Policy Field and Policy Discourse: The American Federation for Children Network

B. Scott Ellison, Ariel M. Aloe and Shehreen Iqtadar
Education policy analysis archives, Vol.27, 48
01/01/2019
DOI: 10.14507/epaa.27.4242
url
https://doi.org/10.14507/epaa.27.4242View
Published (Version of record) Open Access

Abstract

This article presents findings from an analysis of the American Federation for Children Network (AFC) policy network using tools from network ethnography and qualitative content analysis. Specifically, we examined tax forms and carried out extensive web searches to spatialize and map the AFC network, mined text from policy-actors in the AFC network, and analyzed the policy discourse promoted by these network actors to achieve their political goals. The task for this study was to use AFC as a heuristic device to explore the complexity of the education policy field and to understand how network policy-actors work to achieve their policy goals through advocacy and marketing.
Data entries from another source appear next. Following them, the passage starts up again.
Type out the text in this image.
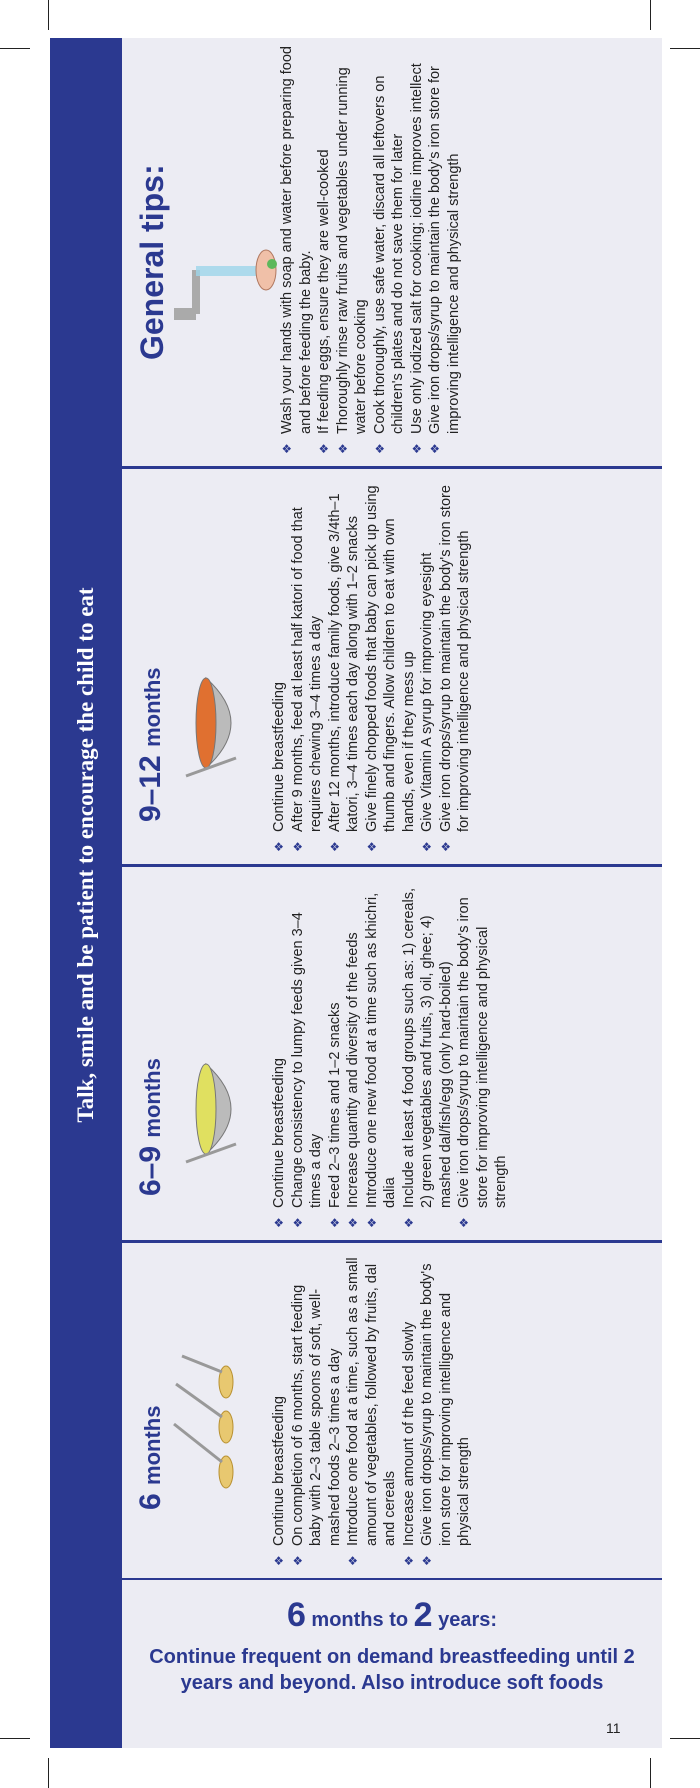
Talk, smile and be patient to encourage the child to eat
6 months	❖ Continue breastfeeding ❖ On completion of 6 months, start feeding baby with 2–3 table spoons of soft, well-mashed foods 2–3 times a day ❖ Introduce one food at a time, such as a small amount of vegetables, followed by fruits, dal and cereals ❖ Increase amount of the feed slowly ❖ Give iron drops/syrup to maintain the body's iron store for improving intelligence and physical strength
6–9 months	❖ Continue breastfeeding ❖ Change consistency to lumpy feeds given 3–4 times a day ❖ Feed 2–3 times and 1–2 snacks ❖ Increase quantity and diversity of the feeds ❖ Introduce one new food at a time such as khichri, dalia ❖ Include at least 4 food groups such as: 1) cereals, 2) green vegetables and fruits, 3) oil, ghee; 4) mashed dal/fish/egg (only hard-boiled) ❖ Give iron drops/syrup to maintain the body's iron store for improving intelligence and physical strength
9–12 months	❖ Continue breastfeeding ❖ After 9 months, feed at least half katori of food that requires chewing 3–4 times a day ❖ After 12 months, introduce family foods, give 3/4th–1 katori, 3–4 times each day along with 1–2 snacks ❖ Give finely chopped foods that baby can pick up using thumb and fingers. Allow children to eat with own hands, even if they mess up ❖ Give Vitamin A syrup for improving eyesight ❖ Give iron drops/syrup to maintain the body's iron store for improving intelligence and physical strength
General tips:	❖ Wash your hands with soap and water before preparing food and before feeding the baby. ❖ If feeding eggs, ensure they are well-cooked ❖ Thoroughly rinse raw fruits and vegetables under running water before cooking ❖ Cook thoroughly, use safe water, discard all leftovers on children's plates and do not save them for later ❖ Use only iodized salt for cooking; iodine improves intellect ❖ Give iron drops/syrup to maintain the body's iron store for improving intelligence and physical strength
6 months to 2 years:
Continue frequent on demand breastfeeding until 2 years and beyond. Also introduce soft foods
11
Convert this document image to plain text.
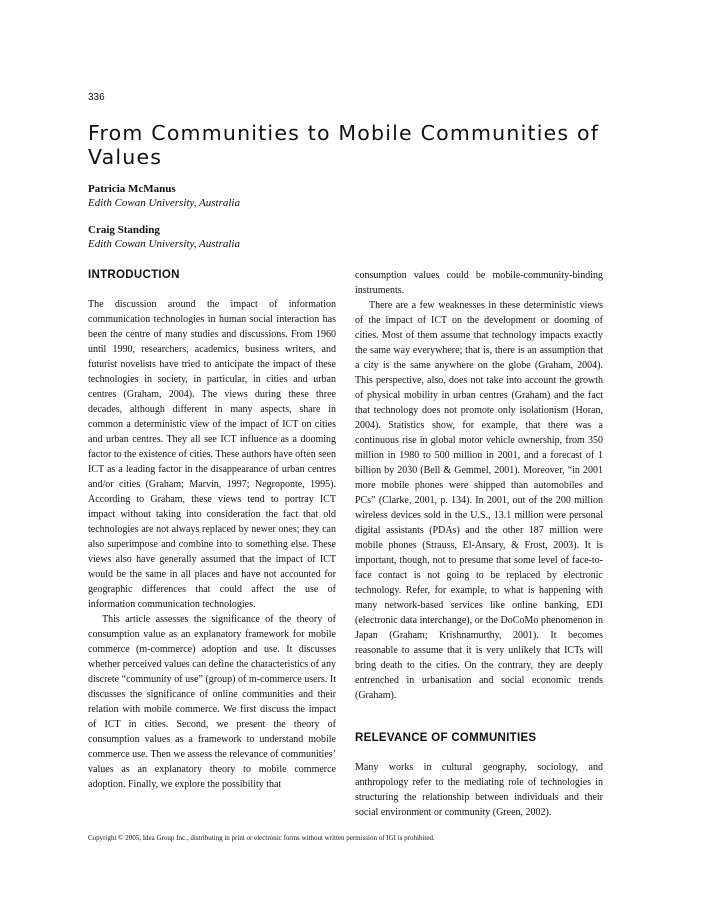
336
From Communities to Mobile Communities of Values
Patricia McManus
Edith Cowan University, Australia
Craig Standing
Edith Cowan University, Australia
INTRODUCTION

The discussion around the impact of information communication technologies in human social interaction has been the centre of many studies and discussions. From 1960 until 1990, researchers, academics, business writers, and futurist novelists have tried to anticipate the impact of these technologies in society, in particular, in cities and urban centres (Graham, 2004). The views during these three decades, although different in many aspects, share in common a deterministic view of the impact of ICT on cities and urban centres. They all see ICT influence as a dooming factor to the existence of cities. These authors have often seen ICT as a leading factor in the disappearance of urban centres and/or cities (Graham; Marvin, 1997; Negroponte, 1995). According to Graham, these views tend to portray ICT impact without taking into consideration the fact that old technologies are not always replaced by newer ones; they can also superimpose and combine into to something else. These views also have generally assumed that the impact of ICT would be the same in all places and have not accounted for geographic differences that could affect the use of information communication technologies.

This article assesses the significance of the theory of consumption value as an explanatory framework for mobile commerce (m-commerce) adoption and use. It discusses whether perceived values can define the characteristics of any discrete “community of use” (group) of m-commerce users. It discusses the significance of online communities and their relation with mobile commerce. We first discuss the impact of ICT in cities. Second, we present the theory of consumption values as a framework to understand mobile commerce use. Then we assess the relevance of communities’ values as an explanatory theory to mobile commerce adoption. Finally, we explore the possibility that

consumption values could be mobile-community-binding instruments.

There are a few weaknesses in these deterministic views of the impact of ICT on the development or dooming of cities. Most of them assume that technology impacts exactly the same way everywhere; that is, there is an assumption that a city is the same anywhere on the globe (Graham, 2004). This perspective, also, does not take into account the growth of physical mobility in urban centres (Graham) and the fact that technology does not promote only isolationism (Horan, 2004). Statistics show, for example, that there was a continuous rise in global motor vehicle ownership, from 350 million in 1980 to 500 million in 2001, and a forecast of 1 billion by 2030 (Bell & Gemmel, 2001). Moreover, “in 2001 more mobile phones were shipped than automobiles and PCs” (Clarke, 2001, p. 134). In 2001, out of the 200 million wireless devices sold in the U.S., 13.1 million were personal digital assistants (PDAs) and the other 187 million were mobile phones (Strauss, El-Ansary, & Frost, 2003). It is important, though, not to presume that some level of face-to-face contact is not going to be replaced by electronic technology. Refer, for example, to what is happening with many network-based services like online banking, EDI (electronic data interchange), or the DoCoMo phenomenon in Japan (Graham; Krishnamurthy, 2001). It becomes reasonable to assume that it is very unlikely that ICTs will bring death to the cities. On the contrary, they are deeply entrenched in urbanisation and social economic trends (Graham).

RELEVANCE OF COMMUNITIES

Many works in cultural geography, sociology, and anthropology refer to the mediating role of technologies in structuring the relationship between individuals and their social environment or community (Green, 2002).

Copyright © 2005, Idea Group Inc., distributing in print or electronic forms without written permission of IGI is prohibited.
Findings from the study indicate that the AFC network demonstrates a hierarchical ordering, this hierarchical ordering is reflective of the elite planning and social engineering associated with neoliberal reforms, and that the policy-actors in the AFC network employ discursive strategies to frame an elite political project to advance school choice policies as an antielite movement oriented toward political empowerment and educational justice.